Marco Gonzales, Cardinals (Mixed: $3, NL-only: $8)
Gonzales, the No. 50 and No. 52 prospect respectively according to Baseball America and Baseball Prospectus, is the obvious candidate to replace Adam Wainwright in the Cardinals’ rotation in the long term. Unfortunately, he’s been dealing with pectoral soreness that forced him to the DL. He’ll make his return over the weekend and could be in line for a promotion by the end of May depending on how the muscle responds. Gonzales spent time at three different levels of the minors last year, amassing a 2.43 ERA, 1.12 WHIP and 117 strikeouts in 122 innings. He pitched well enough to earn a cup of coffee with the Cardinals at the end of the year and nearly won a spot in the rotation this spring. He can be an asset in deeper mixed leagues once he gets into the rotation.
Alex Colome, Rays (Mixed: $5, AL-only: $11)
Colome has pitched well in his two starts this season, surrendering a pair of runs on seven hits and striking out 10 batters while walking none. One week ago, it appeared that Colome might not be long in the rotation. Unfortunately for the Rays, Alex Cobb and Drew Smyly suffered season-ending injuries, and that means Colome will likely stick in the rotation for the rest of the season. The 26-year-old made 15 starts at Triple A Durham last year, posting a 3.77 ERA, 3.25 FIP and 73 strikeouts in 86 innings. Colome should be owned in all deeper mixed leagues.
Jung-ho Kang, Pirates (Mixed: $5, NL-only: $13)
Kang is among the hottest hitters in baseball over the last 10 days or so, going 9-for-22 with a homer and three RBIs in his last seven games. Kang began the year as a backup infielder at multiple positions, but with both Jordy Mercer and Josh Harrison struggling, he should see more time at short and third. Kang is now slashing .318/.367/.455 in 49 plate appearances this season after belting 40 homers in South Korea last season. Simply put, the Pirates can’t afford to have his bat on the bench. As he continues to earn more playing time, he should get increased looks from fantasy owners in mixed leagues.
Cory Spangenberg, Padres (Mixed: $3, NL-only: $7)
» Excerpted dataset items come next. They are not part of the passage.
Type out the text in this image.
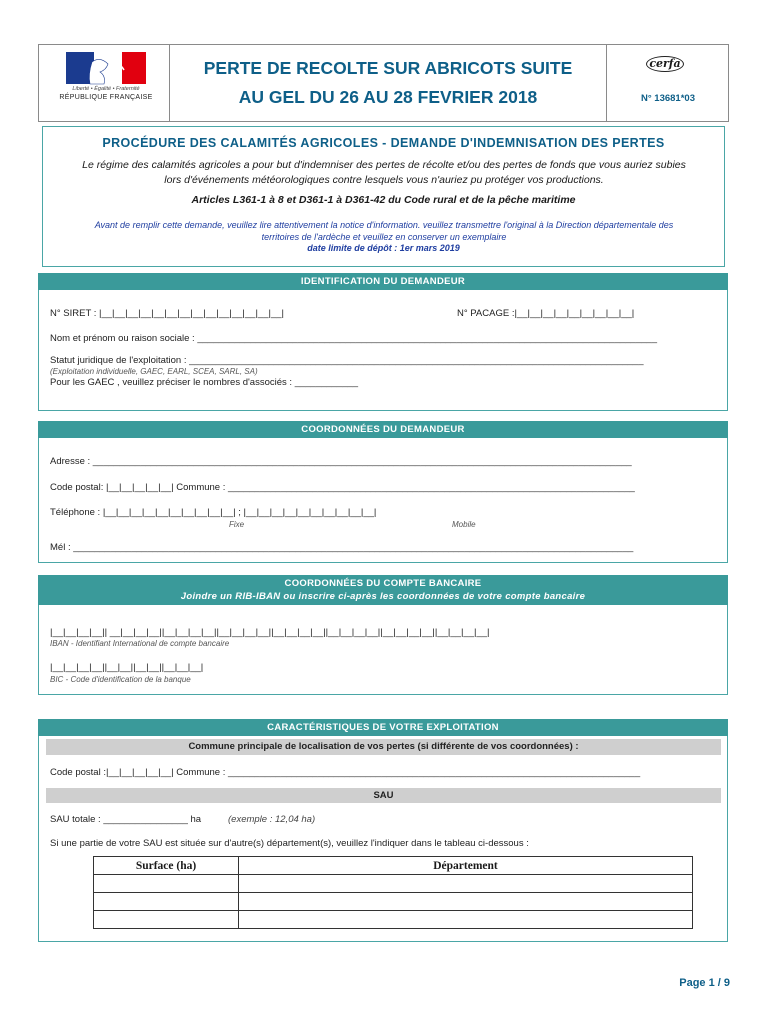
Liberté • Égalité • Fraternité
RÉPUBLIQUE FRANÇAISE
PERTE DE RECOLTE SUR ABRICOTS SUITE
AU GEL DU 26 AU 28 FEVRIER 2018
cerfa
N° 13681*03
PROCÉDURE DES CALAMITÉS AGRICOLES - DEMANDE D'INDEMNISATION DES PERTES
Le régime des calamités agricoles a pour but d'indemniser des pertes de récolte et/ou des pertes de fonds que vous auriez subies
lors d'événements météorologiques contre lesquels vous n'auriez pu protéger vos productions.
Articles L361-1 à 8 et D361-1 à D361-42 du Code rural et de la pêche maritime
Avant de remplir cette demande, veuillez lire attentivement la notice d'information. veuillez transmettre l'original à la Direction départementale des
territoires de l'ardèche et veuillez en conserver un exemplaire
date limite de dépôt : 1er mars 2019
IDENTIFICATION DU DEMANDEUR
N° SIRET : |__|__|__|__|__|__|__|__|__|__|__|__|__|__|	N° PACAGE :|__|__|__|__|__|__|__|__|__|
Nom et prénom ou raison sociale : _______________________________________________________________________________________
Statut juridique de l'exploitation : ______________________________________________________________________________________
(Exploitation individuelle, GAEC, EARL, SCEA, SARL, SA)
Pour les GAEC , veuillez préciser le nombres d'associés : ____________
COORDONNÉES DU DEMANDEUR
Adresse : ______________________________________________________________________________________________________
Code postal: |__|__|__|__|__| Commune : _____________________________________________________________________________
Téléphone : |__|__|__|__|__|__|__|__|__|__| ; |__|__|__|__|__|__|__|__|__|__|
Fixe	Mobile
Mél : __________________________________________________________________________________________________________
COORDONNÉES DU COMPTE BANCAIRE
Joindre un RIB-IBAN ou inscrire ci-après les coordonnées de votre compte bancaire
|__|__|__|__|| __|__|__|__||__|__|__|__||__|__|__|__||__|__|__|__||__|__|__|__||__|__|__|__||__|__|__|__|
IBAN - Identifiant International de compte bancaire
|__|__|__|__||__|__||__|__||__|__|__|
BIC - Code d'identification de la banque
CARACTÉRISTIQUES DE VOTRE EXPLOITATION
Commune principale de localisation de vos pertes (si différente de vos coordonnées) :
Code postal :|__|__|__|__|__| Commune : ______________________________________________________________________________
SAU
SAU totale : ________________ ha	(exemple : 12,04 ha)
Si une partie de votre SAU est située sur d'autre(s) département(s), veuillez l'indiquer dans le tableau ci-dessous :
Surface (ha)	Département

Page 1 / 9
Spangenberg has started six consecutive games for the Padres, going 7-for-20 with five walks and three steals. Jedd Gyorko has been terrible this season, and Will Middlebrooks has scuffled at the plate since the end of April. Spangenberg can play both second and third, and is likely to continue starting at one of those spots so long as he’s getting on base. Yangervis Solarte is similarly versatile and has also been swinging a hot bat, but he’s a much better hitter against lefties. Just as importantly, he’s been hitting second in the San Diego order in his starts. If he sticks toward the top of the order, he could provide his fantasy owners with run-scoring upside at two shallow positions.